Personal information
- Born: December 10, 1973 (age 52) Ashland, Kentucky, U.S.
- Listed height: 6 ft 5 in (1.96 m)
- Listed weight: 295 lb (134 kg)

Career information
- High school: Lloyd Memorial (Erlanger, Kentucky)
- College: Marshall (1992–1996)
- NFL draft: 1997: undrafted

Career history
- Kansas City Chiefs (1997)*; Green Bay Packers (1997–2002); Minnesota Vikings (2003);
- * Offseason and/or practice squad member only

Awards and highlights
- 2× NCAA I-AA national champion (1992, 1996);

Career NFL statistics
- Tackles: 75
- Sacks: 8
- Interceptions: 1
- Stats at Pro Football Reference

= Billy Lyon =

American football player (born 1973)

William Morton Lyon (born December 10, 1973) is an American former professional football player who was a defensive lineman for the Green Bay Packers and Minnesota Vikings of the National Football League (NFL). He played college football for the Marshall Thundering Herd. He signed with the Kansas City Chiefs after going undrafted in 1997 but was waived before the start of the regular season. Lyon later joined the Packers' practice squad in 1997 and played in 59 games for the team from 1998 to 2002. He also appeared in 13 games for the Minnesota Vikings in 2003.

==Early life==
William Morton Lyon was born on December 10, 1973, in Ashland, Kentucky. He attended Lloyd Memorial High School in Erlanger, Kentucky.

==College career==
Lyon played college football for the Marshall Thundering Herd from 1993 to 1996 and was a three-year starter. He was redshirted in 1992 as the team won the national championship. Lyon helped the Thundering Herd advance to the national championship game his junior year in 1995 by recording a career-high 13 tackles, including one safety, in the team's semifinal victory over McNeese State. He totaled 91 tackles and nine sacks his senior season in 1996 as the Thundering Herd went 15–0 and won the national championship.

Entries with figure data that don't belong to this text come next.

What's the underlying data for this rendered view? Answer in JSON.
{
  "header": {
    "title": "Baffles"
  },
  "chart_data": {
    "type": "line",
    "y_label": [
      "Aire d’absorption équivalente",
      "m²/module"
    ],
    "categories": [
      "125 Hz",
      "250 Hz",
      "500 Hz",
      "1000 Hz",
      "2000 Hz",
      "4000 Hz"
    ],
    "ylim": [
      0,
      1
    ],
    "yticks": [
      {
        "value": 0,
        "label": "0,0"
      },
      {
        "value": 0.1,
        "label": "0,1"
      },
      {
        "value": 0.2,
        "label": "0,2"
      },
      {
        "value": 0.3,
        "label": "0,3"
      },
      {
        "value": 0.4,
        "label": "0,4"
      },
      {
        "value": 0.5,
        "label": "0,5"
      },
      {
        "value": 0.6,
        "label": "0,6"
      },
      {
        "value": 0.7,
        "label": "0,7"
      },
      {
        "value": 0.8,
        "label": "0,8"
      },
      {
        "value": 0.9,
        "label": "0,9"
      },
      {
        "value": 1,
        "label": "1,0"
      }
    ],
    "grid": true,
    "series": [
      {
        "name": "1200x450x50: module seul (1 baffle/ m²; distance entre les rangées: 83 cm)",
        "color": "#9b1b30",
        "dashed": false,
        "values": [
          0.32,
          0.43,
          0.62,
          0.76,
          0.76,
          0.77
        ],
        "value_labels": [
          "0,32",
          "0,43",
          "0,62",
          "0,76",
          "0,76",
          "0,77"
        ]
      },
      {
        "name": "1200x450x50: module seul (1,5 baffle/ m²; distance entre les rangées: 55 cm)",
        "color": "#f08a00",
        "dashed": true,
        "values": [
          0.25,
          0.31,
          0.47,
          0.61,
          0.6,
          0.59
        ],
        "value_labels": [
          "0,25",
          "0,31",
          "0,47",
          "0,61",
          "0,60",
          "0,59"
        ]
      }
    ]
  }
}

Lyon was inducted into the Marshall Athletic Hall of Fame in 2007.

==Professional career==
===Kansas City Chiefs===
After going undrafted in the 1997 NFL draft, Lyon signed with the Kansas City Chiefs on April 28, 1997. He was waived on August 15, 1997.

===Green Bay Packers===
Lyon was signed to the practice squad of the Green Bay Packers on November 20, 1997. He re-signed with the team on January 28, 1998. He appeared in four games in 1998, recording four solo tackles, two assisted tackles, and one sack. Lyon also appeared in one playoff game that year but recorded no statistics.

Lyon appeared in all 16 games, starting four, for the Packers in 1999, accumulating 12 solo tackles, seven assisted tackles, two sacks, one interception, and two pass breakups. He played in 11 games, starting one, during the 2000 season, recording seven solo tackles, four assisted tackles, and one sack.

He played in 12 games in 2001, totaling 13 solo tackles, six assisted tackles, two sacks, one forced fumble, and one pass breakup. He also appeared in two playoff games that season and made three solo tackles.

Lyon played in 16 games, starting two, during his final season for the Packers in 2002, recording 11 solo tackles, four assisted tackles, and two sacks. He became a free agent after the 2002 season.

Overall, he appeared in 59 regular season games, starting seven, for the Packers, and made 70 combined tackles and eight sacks.

===Minnesota Vikings===
Lyon signed with the Minnesota Vikings on March 5, 2003. He appeared in 13 games for the Vikings during the 2003, accumulating four solo tackles and one assisted tackle. He was released on August 31, 2004.